But if you’re pretending using LLMs to write code does not correlate with a certain level of disregard to the quality of the resulting software, then you are either lying to yourself or us.

That’s a large assertion to make without any evidence to back it up, even before you get to the accusing me of lying part. There are a lot of people who care about the quality of the resulting software who use LLMs specifically because it helps them write better software–and as these tools have dropped the costs for trying to fix things the quality of software is likely to increase.

Consider: would you prefer a pile of untouched bug reports because the humans are all swamped or burned out, or would you prefer somebody attempting to fix those bug reports (and likely failing! Even a success rate of 10% is a net win if we get 11x more attempts!)?

They’re just gonna slop it out, publish and not care. It’s not about moralising, it’s about not painting a bigger supply chain attack target on us than necessary, and a default off config option sounds reasonable here.

That supply chain attack target already existed, and it’s trivial to obfuscate the use of these tools anyways. It’s just adding a friction point that’ll be used to further fracture and divide and promote unfriendly behavior (for example, your calling of me a liar just now).

Even assuming that adding such a tag is a good idea (which, again, I think is an incorrect assumption but let’s walk the garden path…), we still have this unanswered problem:

“How much LLM content earns the tag?”

Like, on one extreme, you have something like Gastown that is all vibes and just totally bonkers. On the other extreme, you have projects that’s won’t accept any computer assistance (except for, of course, linkers, and compilers, and SAT solvers, and profilers, and…).

How many bugfixes with Claude as a co-author make a project get the slop tag? If Firefox merges one do we now flag Firefox with that? How about the Linux kernel? For how many years, given industry trends, is this even going to be a relevant question?

6 Likes

I think this is the crucial point from a policy perspective:

There’s no way to make a good objective measure, whether you want to or not. It really is no different from overly heavy stackoverflow use in the past.

I do sympathize, and actually agree that generally heavy LLM use is a smell and leads to long-term stagnation - I see it second-hand daily, at work and in the wild. But it’s not really different from any other poor practice (besides copyright implications, but who actually believes the de-facto authorative US courts will rule against nvidia in 2026?).

Bad code is bad code, and nixpkgs currently has no quality assessment criteria for packages. It’d be weird to selectively introduce one just for this; there are honestly more egregious flaws that are totally permissible.
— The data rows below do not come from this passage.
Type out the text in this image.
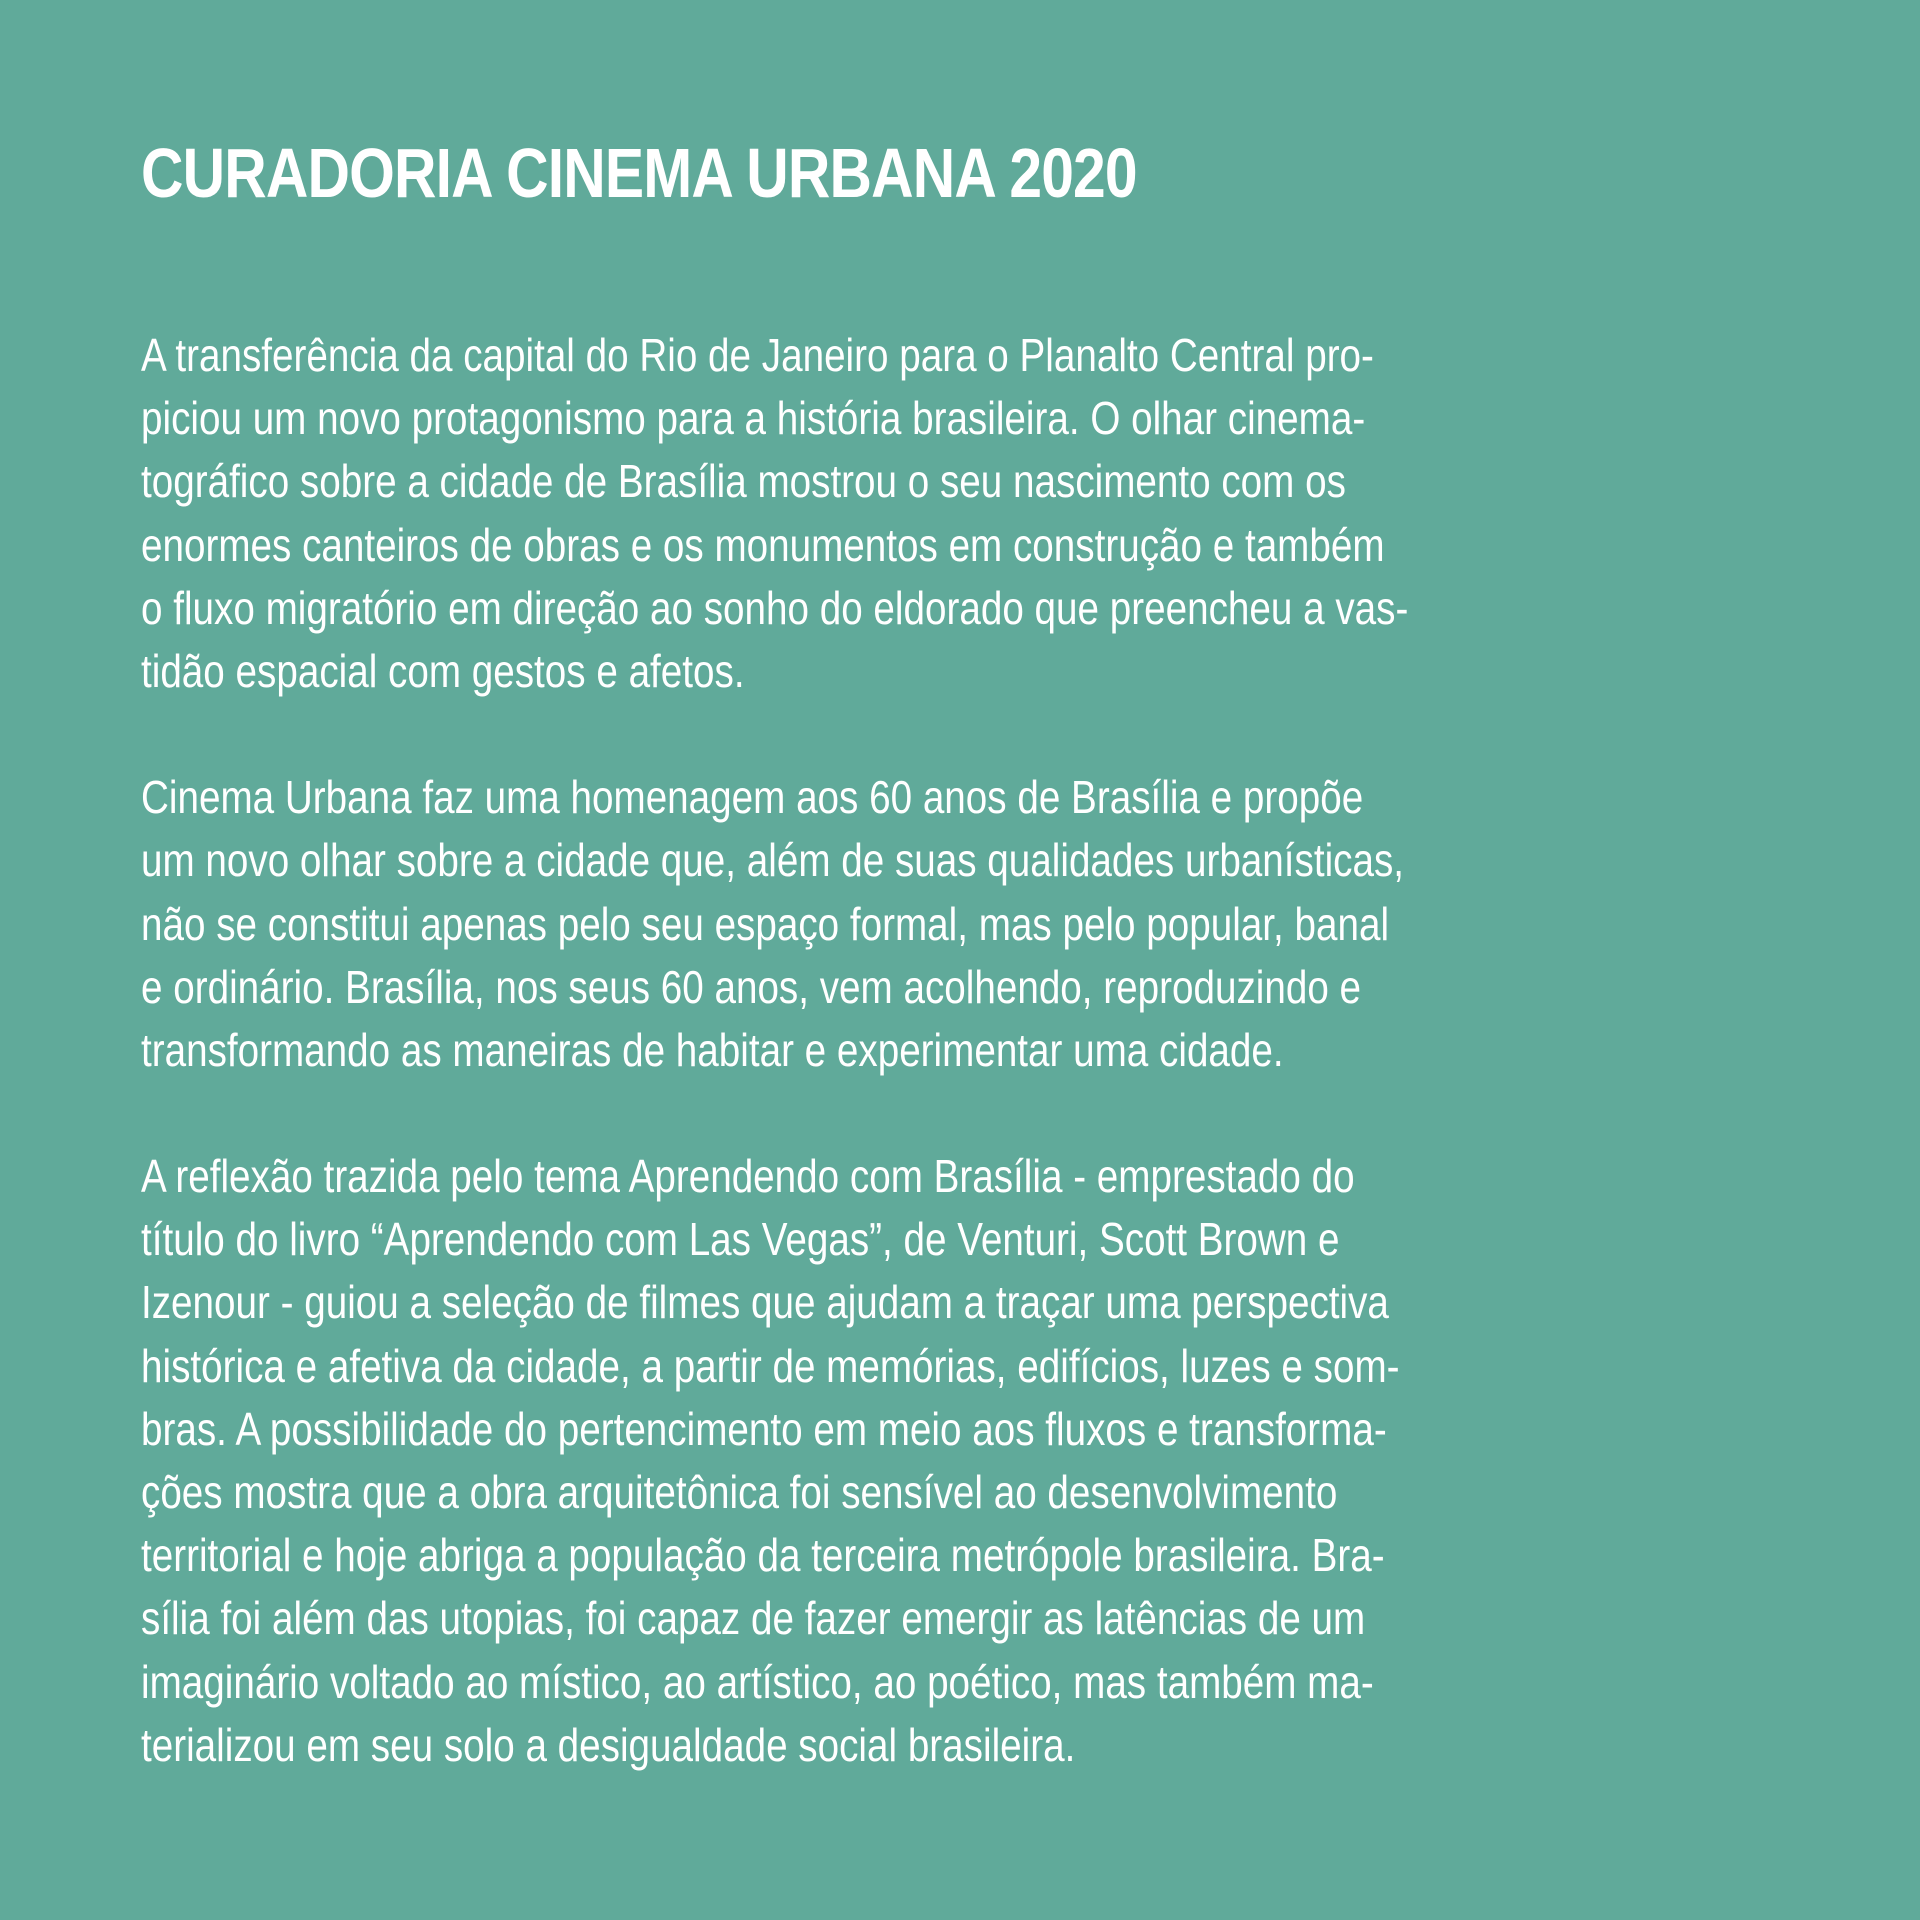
CURADORIA CINEMA URBANA 2020

A transferência da capital do Rio de Janeiro para o Planalto Central pro-
piciou um novo protagonismo para a história brasileira. O olhar cinema-
tográfico sobre a cidade de Brasília mostrou o seu nascimento com os
enormes canteiros de obras e os monumentos em construção e também
o fluxo migratório em direção ao sonho do eldorado que preencheu a vas-
tidão espacial com gestos e afetos.

Cinema Urbana faz uma homenagem aos 60 anos de Brasília e propõe
um novo olhar sobre a cidade que, além de suas qualidades urbanísticas,
não se constitui apenas pelo seu espaço formal, mas pelo popular, banal
e ordinário. Brasília, nos seus 60 anos, vem acolhendo, reproduzindo e
transformando as maneiras de habitar e experimentar uma cidade.

A reflexão trazida pelo tema Aprendendo com Brasília - emprestado do
título do livro “Aprendendo com Las Vegas”, de Venturi, Scott Brown e
Izenour - guiou a seleção de filmes que ajudam a traçar uma perspectiva
histórica e afetiva da cidade, a partir de memórias, edifícios, luzes e som-
bras. A possibilidade do pertencimento em meio aos fluxos e transforma-
ções mostra que a obra arquitetônica foi sensível ao desenvolvimento
territorial e hoje abriga a população da terceira metrópole brasileira. Bra-
sília foi além das utopias, foi capaz de fazer emergir as latências de um
imaginário voltado ao místico, ao artístico, ao poético, mas também ma-
terializou em seu solo a desigualdade social brasileira.
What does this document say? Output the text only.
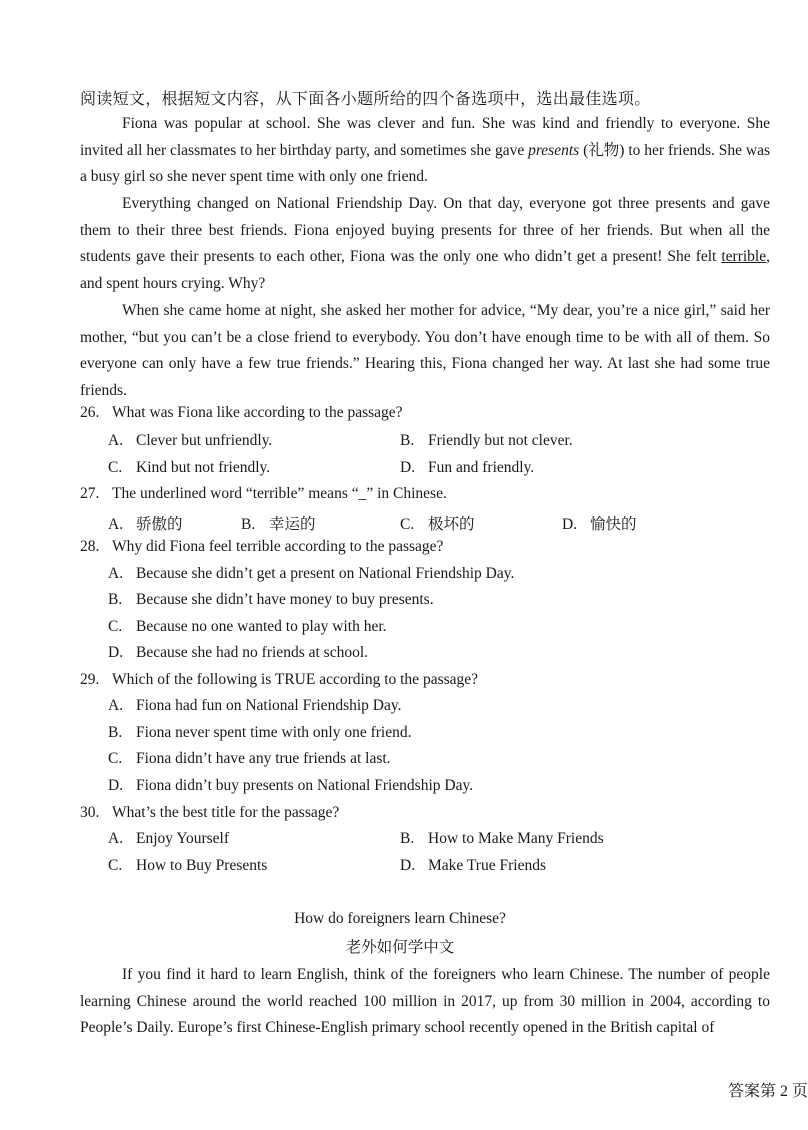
阅读短文，根据短文内容，从下面各小题所给的四个备选项中，选出最佳选项。
Fiona was popular at school. She was clever and fun. She was kind and friendly to everyone. She invited all her classmates to her birthday party, and sometimes she gave presents (礼物) to her friends. She was a busy girl so she never spent time with only one friend.
Everything changed on National Friendship Day. On that day, everyone got three presents and gave them to their three best friends. Fiona enjoyed buying presents for three of her friends. But when all the students gave their presents to each other, Fiona was the only one who didn’t get a present! She felt terrible, and spent hours crying. Why?
When she came home at night, she asked her mother for advice, “My dear, you’re a nice girl,” said her mother, “but you can’t be a close friend to everybody. You don’t have enough time to be with all of them. So everyone can only have a few true friends.” Hearing this, Fiona changed her way. At last she had some true friends.
26. What was Fiona like according to the passage?
A. Clever but unfriendly.	B. Friendly but not clever.
C. Kind but not friendly.	D. Fun and friendly.
27. The underlined word “terrible” means “_” in Chinese.
A. 骄傲的	B. 幸运的	C. 极坏的	D. 愉快的
28. Why did Fiona feel terrible according to the passage?
A. Because she didn’t get a present on National Friendship Day.
B. Because she didn’t have money to buy presents.
C. Because no one wanted to play with her.
D. Because she had no friends at school.
29. Which of the following is TRUE according to the passage?
A. Fiona had fun on National Friendship Day.
B. Fiona never spent time with only one friend.
C. Fiona didn’t have any true friends at last.
D. Fiona didn’t buy presents on National Friendship Day.
30. What’s the best title for the passage?
A. Enjoy Yourself	B. How to Make Many Friends
C. How to Buy Presents	D. Make True Friends
How do foreigners learn Chinese?
老外如何学中文
If you find it hard to learn English, think of the foreigners who learn Chinese. The number of people learning Chinese around the world reached 100 million in 2017, up from 30 million in 2004, according to People’s Daily. Europe’s first Chinese-English primary school recently opened in the British capital of
答案第 2 页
On specifically chardet...

The only difference here is the much clearer copyright risk, but as long as the upstream stays alive I don’t think it should be treated any differently than grey-area emulators and such.

As much as I hate what the chardet maintainer is doing, ultimately it’d be wrong to treat them differently simply because I dislike their particular moral interpretation of copyright law. We could argue that it goes against the spirit of FOSS, but that’d still just be selective application of policy, and sets a bad precedent. Besides, the nix ecosystem is mostly MIT licensed, so we’re not exactly a FOSS community.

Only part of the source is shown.